A: No. But fifty years ago, no woman or African American could get elected. Fortunately that has changed, and I’m hoping for the day when we will judge candidates on their positions and integrity, not on their professed religious beliefs.
Q: When was belief in the Supreme Being made a requirement?
A: At the Constitutional Convention of 1868. According to transcripts, one delegate worried that a candidate might just pretend to believe in order to hold public office. Another delegate responded, “This law is intended for a man so depraved as to come out boldly and deny a belief in the Supreme Being. Such a man has lost his reason and is unfit for any office.” The head of the Election Commission said essentially the same thing about me when he indicated I wouldn’t have been questioned about my religious beliefs had I kept quiet about them. In other words, I should have lied and deliberately violated our state constitution. We have enough ethical problems with our political leaders without formally sanctioning such hypocrisy.

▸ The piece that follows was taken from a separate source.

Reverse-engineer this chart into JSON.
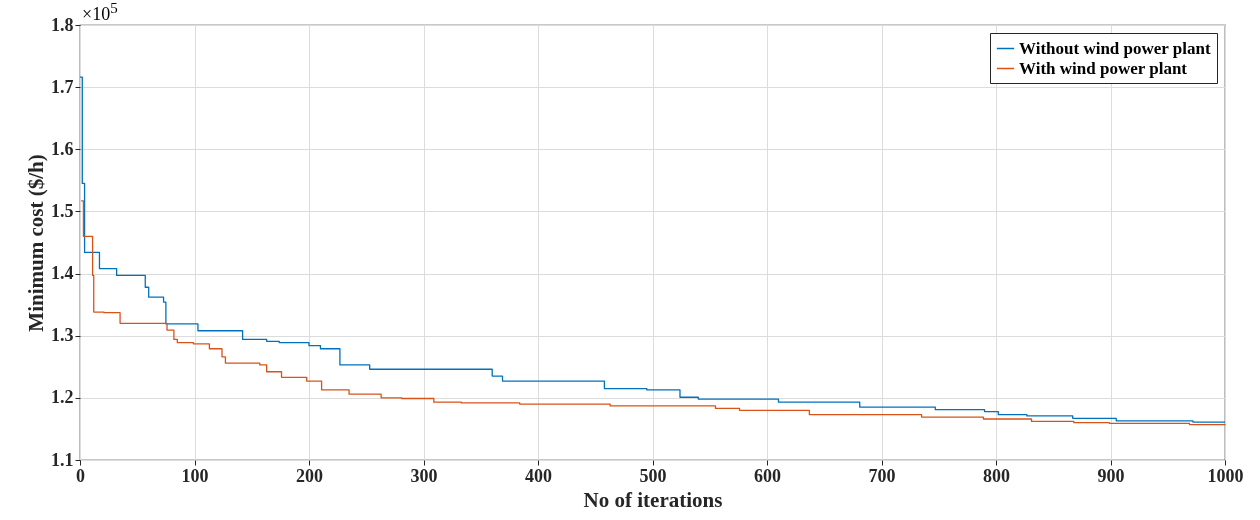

I think some of our politicians would profess belief in the Tooth Fairy if they thought it would help them get elected.
Q: Why are you wasting all this time on something so frivolous?
A: I find it appalling to be ineligible for an office because of my religious beliefs. And to challenge a law that gives credibility to such religious intolerance and bigotry is not frivolous.
A few days before the election, Judge Norton dismissed my case on the grounds that it was not ripe, meaning he would only rule on the merits of the case if I won the election. To the surprise of no one, I lost.
So with politics now in my blood, where could I go from there? I decided to try and fulfill my lifelong dream of becoming a notary public. Actually, I discovered that South Carolina’s Constitution prohibited atheists from holding any public office. My lawyer told me I could challenge this by applying for a notary commission.. If South Carolina were to grant me a notary public license, it would be an admission by the state that religious tests could no longer be a qualification for public office.